There are several reasons why these equations are often used in situations where time-dependent effects are not a primary concern:

  1. Simplified Modeling: In many practical scenarios, especially when dealing with highly viscous fluids like honey, the primary interest is understanding the fluid’s steady-state behavior. Time-dependent effects, such as fluid transients or unsteady flows, may be minor or of secondary importance.
  2. Practical Applicability: Certain applications, like the flow of honey in food processing or the behavior of lubricants in machinery, often operate in steady-state conditions. Modeling these systems as steady-state simplifies the analysis without significantly compromising accuracy.
  3. Mathematical Convenience: Steady-state problems can be easier mathematically than time-dependent problems. The absence of time-dependent terms makes the equations more straightforward to handle and often leads to analytical or numerical solutions that are computationally less intensive.
  4. Physical Realism: In some situations, it is a reasonable approximation to assume that the flow has reached a quasi-steady state quickly, and the time it takes for transient effects to dissipate is much shorter than the time scale of interest. This makes the steady-state assumption valid for practical purposes.

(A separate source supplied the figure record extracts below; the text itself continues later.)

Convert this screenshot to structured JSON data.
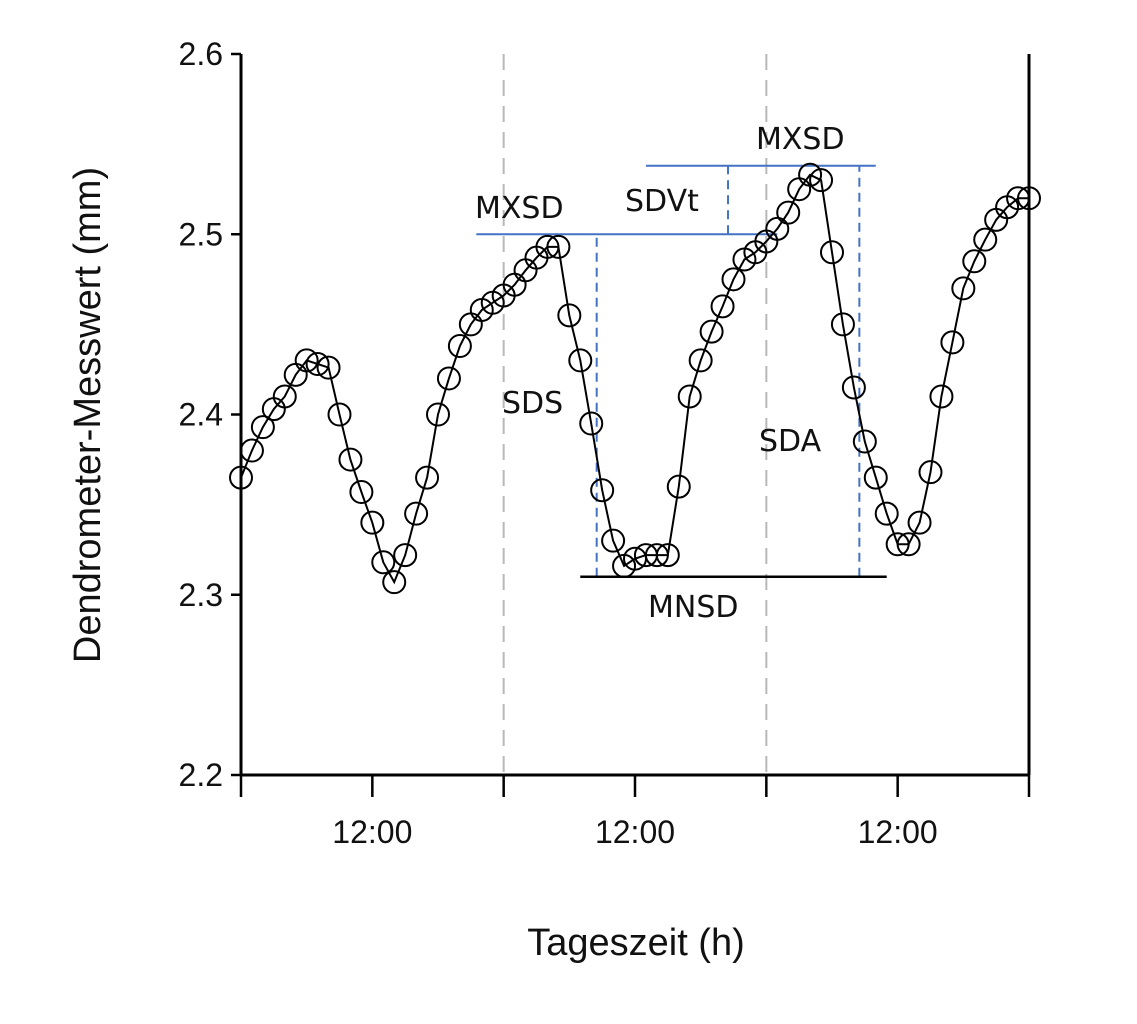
{
  "chart_data": {
    "type": "scatter",
    "xlabel": "Tageszeit (h)",
    "ylabel": "Dendrometer-Messwert (mm)",
    "ylim": [
      2.2,
      2.6
    ],
    "yticks": [
      "2.2",
      "2.3",
      "2.4",
      "2.5",
      "2.6"
    ],
    "xlim": [
      0,
      72
    ],
    "xtick_hours": [
      0,
      12,
      24,
      36,
      48,
      60,
      72
    ],
    "xtick_labels": [
      {
        "hour": 12,
        "label": "12:00"
      },
      {
        "hour": 36,
        "label": "12:00"
      },
      {
        "hour": 60,
        "label": "12:00"
      }
    ],
    "day_boundaries": [
      24,
      48
    ],
    "series": [
      {
        "name": "Dendrometer",
        "marker": "open-circle",
        "x": [
          0,
          1,
          2,
          3,
          4,
          5,
          6,
          7,
          8,
          9,
          10,
          11,
          12,
          13,
          14,
          15,
          16,
          17,
          18,
          19,
          20,
          21,
          22,
          23,
          24,
          25,
          26,
          27,
          28,
          29,
          30,
          31,
          32,
          33,
          34,
          35,
          36,
          37,
          38,
          39,
          40,
          41,
          42,
          43,
          44,
          45,
          46,
          47,
          48,
          49,
          50,
          51,
          52,
          53,
          54,
          55,
          56,
          57,
          58,
          59,
          60,
          61,
          62,
          63,
          64,
          65,
          66,
          67,
          68,
          69,
          70,
          71,
          72
        ],
        "values": [
          2.365,
          2.38,
          2.393,
          2.403,
          2.41,
          2.422,
          2.43,
          2.428,
          2.426,
          2.4,
          2.375,
          2.357,
          2.34,
          2.318,
          2.307,
          2.322,
          2.345,
          2.365,
          2.4,
          2.42,
          2.438,
          2.45,
          2.458,
          2.462,
          2.466,
          2.472,
          2.48,
          2.487,
          2.493,
          2.493,
          2.455,
          2.43,
          2.395,
          2.358,
          2.33,
          2.316,
          2.32,
          2.322,
          2.322,
          2.322,
          2.36,
          2.41,
          2.43,
          2.446,
          2.46,
          2.475,
          2.486,
          2.49,
          2.496,
          2.503,
          2.512,
          2.525,
          2.533,
          2.53,
          2.49,
          2.45,
          2.415,
          2.385,
          2.365,
          2.345,
          2.328,
          2.328,
          2.34,
          2.368,
          2.41,
          2.44,
          2.47,
          2.485,
          2.497,
          2.508,
          2.515,
          2.52,
          2.52
        ]
      }
    ],
    "annotations": [
      {
        "label": "MXSD",
        "kind": "horizontal-line",
        "color": "#4472c4",
        "y": 2.5,
        "x_from": 21.5,
        "x_to": 49
      },
      {
        "label": "MXSD",
        "kind": "horizontal-line",
        "color": "#4472c4",
        "y": 2.538,
        "x_from": 37,
        "x_to": 58
      },
      {
        "label": "SDVt",
        "kind": "vertical-dashed",
        "color": "#4472c4",
        "x": 44.5,
        "y_from": 2.5,
        "y_to": 2.538
      },
      {
        "label": "SDS",
        "kind": "vertical-dashed",
        "color": "#4472c4",
        "x": 32.5,
        "y_from": 2.31,
        "y_to": 2.5
      },
      {
        "label": "SDA",
        "kind": "vertical-dashed",
        "color": "#4472c4",
        "x": 56.5,
        "y_from": 2.31,
        "y_to": 2.538
      },
      {
        "label": "MNSD",
        "kind": "horizontal-line",
        "color": "#000000",
        "y": 2.31,
        "x_from": 31,
        "x_to": 59
      }
    ]
  }
}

That said, the full Navier-Stokes equations, which include time-dependent terms, can be used when it’s necessary to account for transient effects and unsteady flows or when analyzing systems with rapidly changing conditions.

The choice between steady-state and time-dependent models depends on the specific problem, the time scales of interest, and the desired level of accuracy in the analysis.

In some cases, transient effects may be significant and cannot be neglected, and in those cases, time-dependent versions of the equations would be more appropriate.

Solving the Stokes problem

The Stokes equation leads to a Saddle Point problem in its discretized form. This means that the resulting matrix from the discretization is neither symmetric nor positive definite. Such matrices are challenging to solve efficiently due to their unique properties. In the context of ice flow, this challenge is compounded by the large scale and complexity of glacial systems.

  • Prof. Gilbert Strang talks about this problem in great detail in his lecture.
  • We also have a very good tutorial on the solution of the Stokes equation using FEM on the FEniCS website.
  • This post on stack overflow is also good for understanding the problem and the solution process.

Because of a [0] on the block diagonal, the conditioning of the system of equations is really bad. A special way of handling this using specially designed pre-conditioners is discussed in the FEniCS tutorial.

We could use a direct solver such as MUMPS to get a solution.